The evidence presented above demonstrates the effectiveness of both aerobic exercise and resistance training in controlling and improving cholesterol levels through various modes, frequencies, intensities and durations of exercise, in different populations. There is limited literature that has examined the two modalities combined, although a recent review by Tambalis et al.  suggested that although some combination protocols have been effective in lowering LDL cholesterol and increasing HDL cholesterol, others have not.
Shaw et al.  examined the effect of a 16-week moderate-intensity combined aerobic and resistance training protocol in previously untrained but otherwise healthy young men (n = 28). The protocol lasted 45 min and combined aerobic exercise at 60 % HRmax with resistance training (two sets of 15 repetitions) at 60 % 1 RM. It was reported that LDL cholesterol was significantly reduced following aerobic and resistance training (from 4.39 to 3.23 mmol/L, p < 0.05), although the reduction was not significantly different from that achieved by 45 min of aerobic exercise alone (from 3.64 to 2.87 mmol/L, p < 0.05). It can therefore be concluded that no additional LDL cholesterol reduction resulted from combining the two modes of exercise. However, this investigation did demonstrate that resistance training might successfully compensate for reductions in aerobic exercise. Further, the authors suggested that additional physiological systems benefited from resistance training, making it potentially more effective.
Yang et al.  reported a study investigating relationships between exercise, cholesterol and arterial stiffness in obese middle-aged women (n = 40, body mass index >25 kg/m2, age 30–60 years). The experimental protocol consisted of 45 min of aerobic exercise at an intensity of 60–75 % HRmax at 300 kcal per session and 20 min of resistance training at 100 kcal per session five times weekly over a 12-week period. Reductions were observed in total cholesterol (from 5.2 to 4.2 mmol/L, p = 0.655), LDL cholesterol (from 3.2 to 2.6 mmol/L, p = 0.172), triglycerides (from 3.0 to 2.5 mmol/L, p < 0.001) and arterial stiffness measured via the brachial–ankle pulse wave velocity (from 1,286 to 1,195 cm/s, p < 0.001). While no controls were included in this study, these data suggested the potential clinical significance of reductions in cholesterol—that is, a reduction in arterial stiffness, which is all too often associated with heart attacks and strokes.

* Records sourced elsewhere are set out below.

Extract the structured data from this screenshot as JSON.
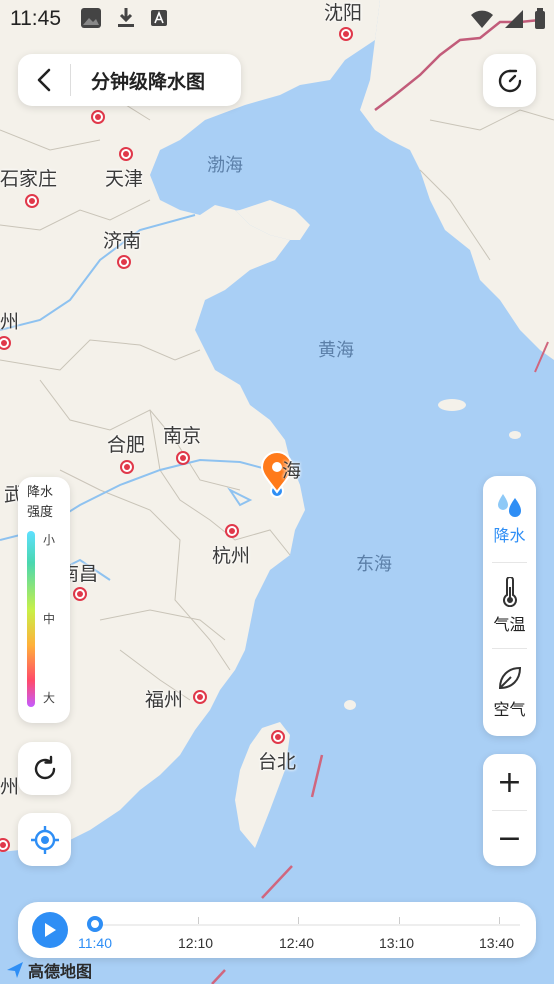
{
  "status_bar": {
    "time": "11:45"
  },
  "header": {
    "title": "分钟级降水图"
  },
  "map": {
    "cities": [
      "沈阳",
      "石家庄",
      "天津",
      "济南",
      "州",
      "合肥",
      "南京",
      "杭州",
      "南昌",
      "福州",
      "台北",
      "海",
      "武",
      "州"
    ],
    "seas": [
      "渤海",
      "黄海",
      "东海"
    ]
  },
  "legend": {
    "title_line1": "降水",
    "title_line2": "强度",
    "low": "小",
    "mid": "中",
    "high": "大"
  },
  "layers": [
    {
      "label": "降水",
      "icon": "raindrops-icon",
      "active": true
    },
    {
      "label": "气温",
      "icon": "thermometer-icon",
      "active": false
    },
    {
      "label": "空气",
      "icon": "leaf-icon",
      "active": false
    }
  ],
  "zoom": {
    "in": "+",
    "out": "−"
  },
  "timeline": {
    "labels": [
      "11:40",
      "12:10",
      "12:40",
      "13:10",
      "13:40"
    ],
    "current": "11:40"
  },
  "brand": {
    "logo_text": "高德地图"
  },
  "colors": {
    "accent": "#2e8ef5",
    "sea": "#a9cff5",
    "land": "#f4f1ea",
    "marker": "#ff7a1a"
  }
}
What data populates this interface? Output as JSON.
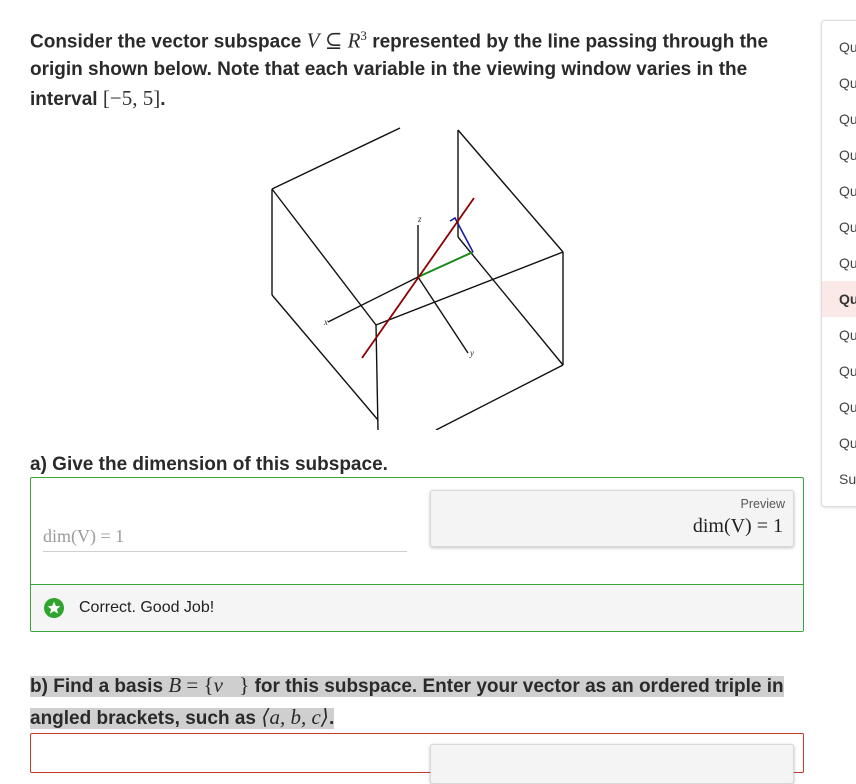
{
  "problem": {
    "t1": "Consider the vector subspace ",
    "m_V": "V",
    "m_subset": " ⊆ ",
    "m_R": "R",
    "m_exp": "3",
    "t2": " represented by the line passing through the origin shown below. Note that each variable in the viewing window varies in the interval ",
    "m_interval": "[−5, 5]",
    "t3": "."
  },
  "figure": {
    "axis_labels": {
      "x": "x",
      "y": "y",
      "z": "z"
    },
    "colors": {
      "frame": "#111111",
      "line": "#8b0000",
      "green": "#1a8a1a",
      "blue": "#1a1aa8"
    }
  },
  "part_a": {
    "label": "a) Give the dimension of this subspace.",
    "input_value": "dim(V) = 1",
    "preview_label": "Preview",
    "preview_value": "dim(V) = 1",
    "feedback": "Correct. Good Job!",
    "status_color": "#3aa53a"
  },
  "part_b": {
    "t1": "b) Find a basis ",
    "m_B": "B",
    "m_eq": " = {",
    "m_v": "v⃗",
    "m_close": "}",
    "t2": " for this subspace. Enter your vector as an ordered triple in angled brackets, such as ",
    "m_example": "⟨a, b, c⟩",
    "t3": ".",
    "status_color": "#c0392b"
  },
  "nav": {
    "items": [
      "Qu",
      "Qu",
      "Qu",
      "Qu",
      "Qu",
      "Qu",
      "Qu",
      "Qu",
      "Qu",
      "Qu",
      "Qu",
      "Qu",
      "Sur"
    ],
    "active_index": 7
  }
}
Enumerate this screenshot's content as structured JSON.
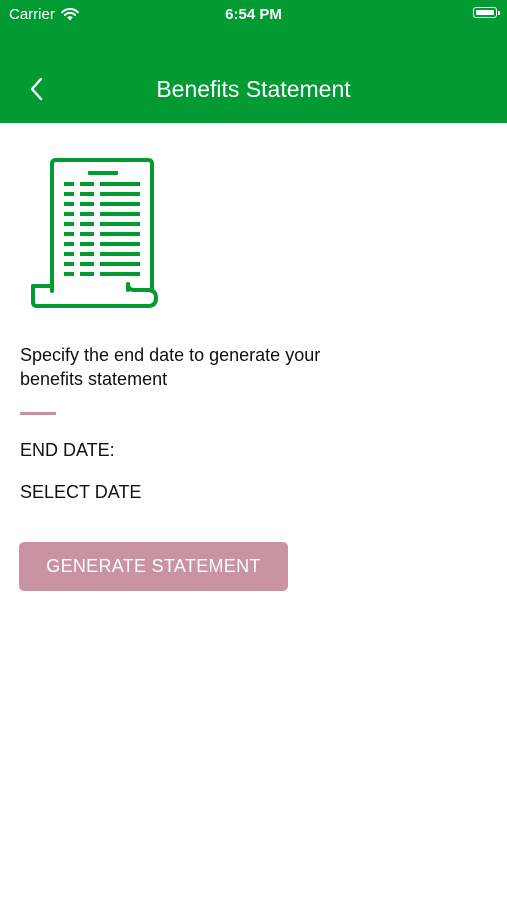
{
  "status_bar": {
    "carrier": "Carrier",
    "time": "6:54 PM"
  },
  "nav": {
    "title": "Benefits Statement",
    "back_icon": "chevron-left-icon"
  },
  "illustration": {
    "icon": "document-statement-icon",
    "color": "#029a33"
  },
  "form": {
    "description": "Specify the end date to generate your benefits statement",
    "end_date_label": "END DATE:",
    "select_date": "SELECT DATE",
    "generate_button": "GENERATE STATEMENT"
  },
  "colors": {
    "header_bg": "#029a33",
    "accent": "#c993a3",
    "divider": "#c98fa1"
  }
}
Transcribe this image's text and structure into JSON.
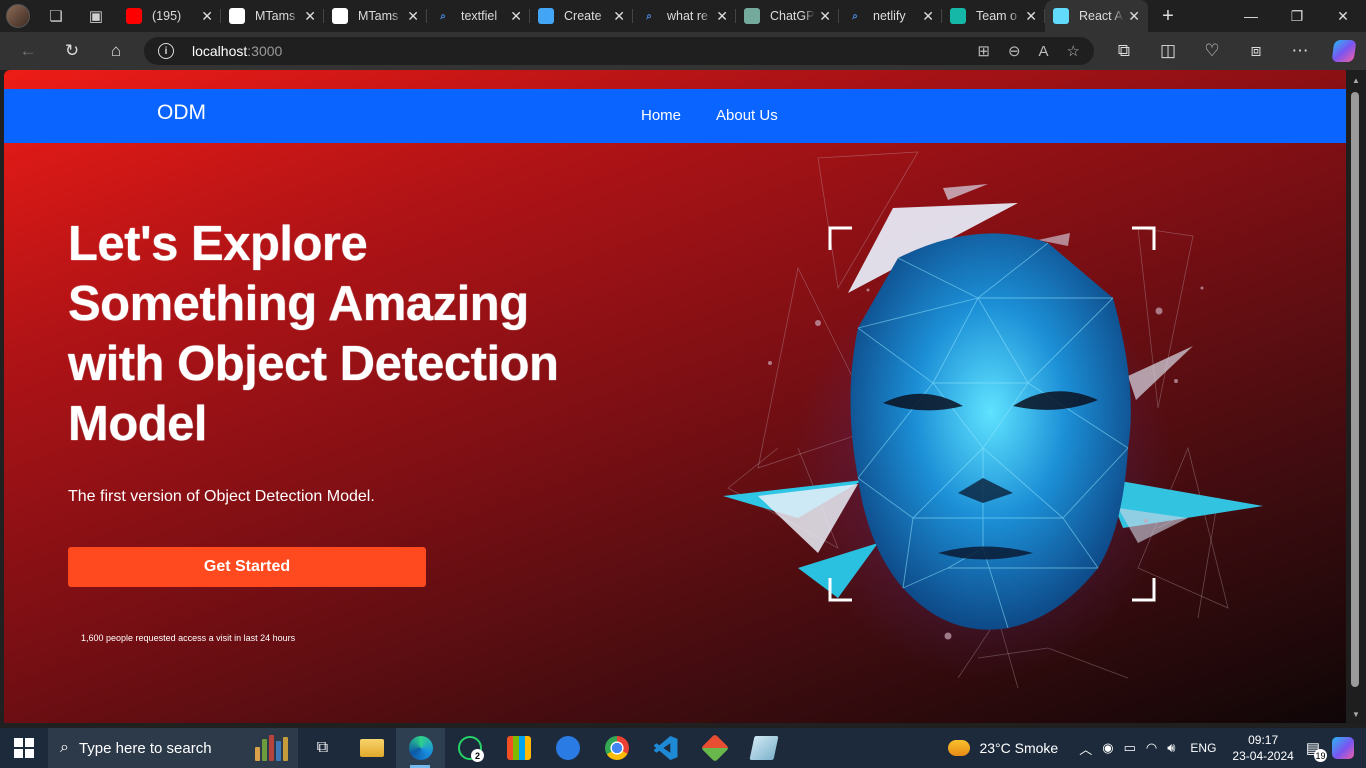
{
  "browser": {
    "tabs": [
      {
        "title": "(195)",
        "icon": "youtube-icon",
        "color": "#ff0000"
      },
      {
        "title": "MTams",
        "icon": "github-icon",
        "color": "#ffffff"
      },
      {
        "title": "MTams",
        "icon": "github-icon",
        "color": "#ffffff"
      },
      {
        "title": "textfiel",
        "icon": "search-icon",
        "color": "#4a8fe7"
      },
      {
        "title": "Create",
        "icon": "flutter-icon",
        "color": "#42a5f5"
      },
      {
        "title": "what re",
        "icon": "search-icon",
        "color": "#4a8fe7"
      },
      {
        "title": "ChatGP",
        "icon": "chatgpt-icon",
        "color": "#74aa9c"
      },
      {
        "title": "netlify",
        "icon": "search-icon",
        "color": "#4a8fe7"
      },
      {
        "title": "Team o",
        "icon": "netlify-icon",
        "color": "#15b8a6"
      },
      {
        "title": "React A",
        "icon": "react-icon",
        "color": "#61dafb"
      }
    ],
    "url_host": "localhost",
    "url_port": ":3000"
  },
  "page": {
    "brand": "ODM",
    "nav": {
      "home": "Home",
      "about": "About Us"
    },
    "hero": {
      "title_lines": [
        "Let's Explore",
        "Something Amazing",
        "with Object Detection",
        "Model"
      ],
      "subtitle": "The first version of Object Detection Model.",
      "cta": "Get Started",
      "social_proof": "1,600 people requested access a visit in last 24 hours"
    }
  },
  "taskbar": {
    "search_placeholder": "Type here to search",
    "whatsapp_badge": "2",
    "weather": "23°C  Smoke",
    "lang": "ENG",
    "time": "09:17",
    "date": "23-04-2024",
    "notifications": "19"
  },
  "colors": {
    "navbar": "#0a64ff",
    "cta": "#ff4a1f",
    "hero_bg_start": "#ee1c17",
    "hero_bg_end": "#0f0607"
  }
}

Ha and So  combined 30 min of aerobic exercise at 60–80 % of the maximal heart rate reserve (maximal heart rate − heart rate at rest) [HRreserve] with 30 min of resistance training at 12–15 repetitions maximum in 16 participants aged 20–26 years for 12 weeks. The intervention significantly reduced the participants’ waist circumference, body fat percentage and blood pressure values, compared with those of non-exercising controls. The lipid profile improved in the exercising condition, with reductions in total cholesterol from 180.29 to 161 mg/dL, LDL cholesterol from 112.14 to 103.57 mg/dL and triglycerides from 97.14 to 50.43 mg/dL, although the changes did not reach statistical significance when compared with values in the controls. The authors suggested that the participants was too young to elicit the clinical and significant effects shown by previous research in predominantly elderly or middle-aged participants.